Laporan Penilaian Kelima IPCC menyatakan bahwa perubahan iklim akan menambah parah kelaparan, tekanan air dan penyebaran penyakit menular di seluruh Sub-Sahara Afrika. Menurut El Gizouli, cuaca eksrem bahkan telah membuat jutaan orang mengungsi di Tanduk Afrika dan Wilayah Sahel.
"Tepat untuk mengatakan bahwa perubahan iklim adalah ancaman keamanan di negara rentan Afrika yang sudah tenggelam di dalam tantangan wabah seperti kemiskinan, penyakit, kelaparan dan hilangnya sumber daya alam," kata El Gizouli.
Perubahan iklim memiliki dampak negatif pada sektor produksi ekonomi di seluruh Sub-Sahara Afrika.
Para ilmuwa mengatakan sektor pertanian, pariwisata, kehutanan dan energi menghadapi ancaman akibat kejutan iklim.
Negara Afrika telah menyepakati sejumlah rencana aksi guna memperkokoh tanggapan terhadap perubahan iklim.

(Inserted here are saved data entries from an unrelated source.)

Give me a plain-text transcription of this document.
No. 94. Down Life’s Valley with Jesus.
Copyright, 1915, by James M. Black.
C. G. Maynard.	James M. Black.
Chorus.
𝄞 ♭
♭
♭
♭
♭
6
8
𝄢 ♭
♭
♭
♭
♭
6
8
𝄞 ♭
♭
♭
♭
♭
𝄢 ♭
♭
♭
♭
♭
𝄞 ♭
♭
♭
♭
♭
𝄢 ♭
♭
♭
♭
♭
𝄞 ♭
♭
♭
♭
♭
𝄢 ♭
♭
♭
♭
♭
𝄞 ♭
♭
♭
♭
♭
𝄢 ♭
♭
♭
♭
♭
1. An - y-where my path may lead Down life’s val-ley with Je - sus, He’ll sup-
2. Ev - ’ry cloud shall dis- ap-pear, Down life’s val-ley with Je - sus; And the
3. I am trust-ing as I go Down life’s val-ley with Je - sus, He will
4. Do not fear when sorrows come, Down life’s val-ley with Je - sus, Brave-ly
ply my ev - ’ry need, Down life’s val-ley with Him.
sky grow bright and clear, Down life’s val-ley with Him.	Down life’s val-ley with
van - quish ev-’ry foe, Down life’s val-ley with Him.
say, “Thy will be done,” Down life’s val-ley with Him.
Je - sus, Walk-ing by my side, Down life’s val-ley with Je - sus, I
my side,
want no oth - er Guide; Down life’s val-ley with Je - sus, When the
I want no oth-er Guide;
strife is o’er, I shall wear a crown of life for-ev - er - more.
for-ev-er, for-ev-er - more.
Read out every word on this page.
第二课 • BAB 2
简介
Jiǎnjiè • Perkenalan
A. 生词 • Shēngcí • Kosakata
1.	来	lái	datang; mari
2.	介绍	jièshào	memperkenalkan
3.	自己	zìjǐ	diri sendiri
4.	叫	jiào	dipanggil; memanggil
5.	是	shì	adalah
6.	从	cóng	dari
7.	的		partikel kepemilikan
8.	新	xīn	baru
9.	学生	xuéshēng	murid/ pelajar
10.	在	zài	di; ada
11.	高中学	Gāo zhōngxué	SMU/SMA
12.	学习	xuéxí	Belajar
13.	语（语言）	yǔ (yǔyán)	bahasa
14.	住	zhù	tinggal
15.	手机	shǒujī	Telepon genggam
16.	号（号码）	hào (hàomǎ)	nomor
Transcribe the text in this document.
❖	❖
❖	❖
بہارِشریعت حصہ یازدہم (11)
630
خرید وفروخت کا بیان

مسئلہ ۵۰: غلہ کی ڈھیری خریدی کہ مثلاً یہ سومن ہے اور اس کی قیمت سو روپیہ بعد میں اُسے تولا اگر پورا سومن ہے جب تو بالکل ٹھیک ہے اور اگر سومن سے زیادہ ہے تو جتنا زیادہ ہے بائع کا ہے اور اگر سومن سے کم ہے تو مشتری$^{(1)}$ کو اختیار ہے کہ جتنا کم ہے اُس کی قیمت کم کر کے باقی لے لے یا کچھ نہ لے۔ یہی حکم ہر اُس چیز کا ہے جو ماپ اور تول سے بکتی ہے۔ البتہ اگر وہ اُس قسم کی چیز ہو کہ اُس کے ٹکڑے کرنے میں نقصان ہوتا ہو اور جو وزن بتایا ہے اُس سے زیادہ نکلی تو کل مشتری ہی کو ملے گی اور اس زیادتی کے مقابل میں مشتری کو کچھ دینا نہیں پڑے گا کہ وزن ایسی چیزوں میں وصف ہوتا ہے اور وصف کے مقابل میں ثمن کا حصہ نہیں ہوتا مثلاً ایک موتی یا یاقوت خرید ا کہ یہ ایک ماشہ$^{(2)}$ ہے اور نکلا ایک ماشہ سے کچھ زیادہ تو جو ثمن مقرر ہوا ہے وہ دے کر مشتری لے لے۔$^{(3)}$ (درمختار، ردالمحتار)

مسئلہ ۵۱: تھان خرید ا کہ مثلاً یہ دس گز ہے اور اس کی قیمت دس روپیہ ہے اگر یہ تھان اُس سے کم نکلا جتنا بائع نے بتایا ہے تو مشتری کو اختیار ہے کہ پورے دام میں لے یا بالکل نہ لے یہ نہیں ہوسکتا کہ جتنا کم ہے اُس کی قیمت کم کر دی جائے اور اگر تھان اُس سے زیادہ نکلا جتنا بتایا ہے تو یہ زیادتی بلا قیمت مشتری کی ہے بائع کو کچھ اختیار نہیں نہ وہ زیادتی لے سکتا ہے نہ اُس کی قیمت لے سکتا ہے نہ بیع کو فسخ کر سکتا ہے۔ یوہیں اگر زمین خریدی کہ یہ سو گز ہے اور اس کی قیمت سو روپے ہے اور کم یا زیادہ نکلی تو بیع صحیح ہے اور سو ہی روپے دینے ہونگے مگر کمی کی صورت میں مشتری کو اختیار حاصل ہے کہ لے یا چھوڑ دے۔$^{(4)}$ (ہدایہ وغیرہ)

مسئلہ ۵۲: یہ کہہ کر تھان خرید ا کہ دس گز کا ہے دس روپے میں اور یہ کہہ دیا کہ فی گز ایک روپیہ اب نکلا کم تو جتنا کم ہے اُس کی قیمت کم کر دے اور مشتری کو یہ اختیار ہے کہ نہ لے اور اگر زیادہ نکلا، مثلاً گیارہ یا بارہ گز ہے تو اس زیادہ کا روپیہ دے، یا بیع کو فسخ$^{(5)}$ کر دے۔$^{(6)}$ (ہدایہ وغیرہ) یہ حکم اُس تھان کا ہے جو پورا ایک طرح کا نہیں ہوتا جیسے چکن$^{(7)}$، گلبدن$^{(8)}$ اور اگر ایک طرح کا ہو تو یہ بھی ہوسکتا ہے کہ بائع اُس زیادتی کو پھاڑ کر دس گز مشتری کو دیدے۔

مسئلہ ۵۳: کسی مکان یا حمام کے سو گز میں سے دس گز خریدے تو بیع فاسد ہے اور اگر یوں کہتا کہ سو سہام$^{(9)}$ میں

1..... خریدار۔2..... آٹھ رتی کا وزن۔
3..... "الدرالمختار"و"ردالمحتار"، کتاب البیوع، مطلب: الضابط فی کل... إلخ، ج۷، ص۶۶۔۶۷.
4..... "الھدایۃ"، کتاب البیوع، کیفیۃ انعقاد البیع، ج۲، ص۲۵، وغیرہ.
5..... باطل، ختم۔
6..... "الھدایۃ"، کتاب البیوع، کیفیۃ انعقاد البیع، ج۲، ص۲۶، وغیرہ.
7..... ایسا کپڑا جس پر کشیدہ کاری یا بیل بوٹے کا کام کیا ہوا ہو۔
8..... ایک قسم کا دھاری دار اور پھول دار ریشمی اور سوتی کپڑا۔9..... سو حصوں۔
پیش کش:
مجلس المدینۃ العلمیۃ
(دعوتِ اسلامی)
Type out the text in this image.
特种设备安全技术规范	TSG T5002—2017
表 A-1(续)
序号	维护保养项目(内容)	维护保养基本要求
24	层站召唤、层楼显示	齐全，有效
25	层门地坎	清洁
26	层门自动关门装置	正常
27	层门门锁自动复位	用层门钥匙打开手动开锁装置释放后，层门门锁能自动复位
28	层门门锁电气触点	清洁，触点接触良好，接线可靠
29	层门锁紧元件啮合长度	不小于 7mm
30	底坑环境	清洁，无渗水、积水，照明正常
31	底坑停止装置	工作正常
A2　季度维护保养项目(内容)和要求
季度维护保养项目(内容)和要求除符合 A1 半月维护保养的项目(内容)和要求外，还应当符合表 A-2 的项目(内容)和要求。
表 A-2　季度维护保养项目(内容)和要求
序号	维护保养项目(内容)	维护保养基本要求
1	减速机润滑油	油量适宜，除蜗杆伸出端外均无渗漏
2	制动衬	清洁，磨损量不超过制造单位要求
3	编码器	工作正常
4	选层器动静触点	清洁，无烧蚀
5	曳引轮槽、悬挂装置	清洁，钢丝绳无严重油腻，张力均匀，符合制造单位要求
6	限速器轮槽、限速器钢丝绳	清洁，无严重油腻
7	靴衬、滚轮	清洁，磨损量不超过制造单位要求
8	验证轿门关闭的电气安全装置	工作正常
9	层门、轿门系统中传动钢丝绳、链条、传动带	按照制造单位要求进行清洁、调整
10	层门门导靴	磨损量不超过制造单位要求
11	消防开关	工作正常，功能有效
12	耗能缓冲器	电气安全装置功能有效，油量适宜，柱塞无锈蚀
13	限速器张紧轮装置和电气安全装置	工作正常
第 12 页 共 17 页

Alice Klaudia, Menteri Lingkungan Hidup Kenya, mengungkapkan semua negara di wilayah itu mengharmoniskan kebijakan dan kerangka kerja hukum guna mendukung daya tahan terhadap perubahan iklim.
"Kami telah menyepakati pendekatan kolektif guna menanggapi perubahan iklim. Kelompok perunding Afrika bersatu dalam upaya bagi tercapainya kesepakatan iklim yang mengikat pada penghujung tahun ini," kata Klaudia.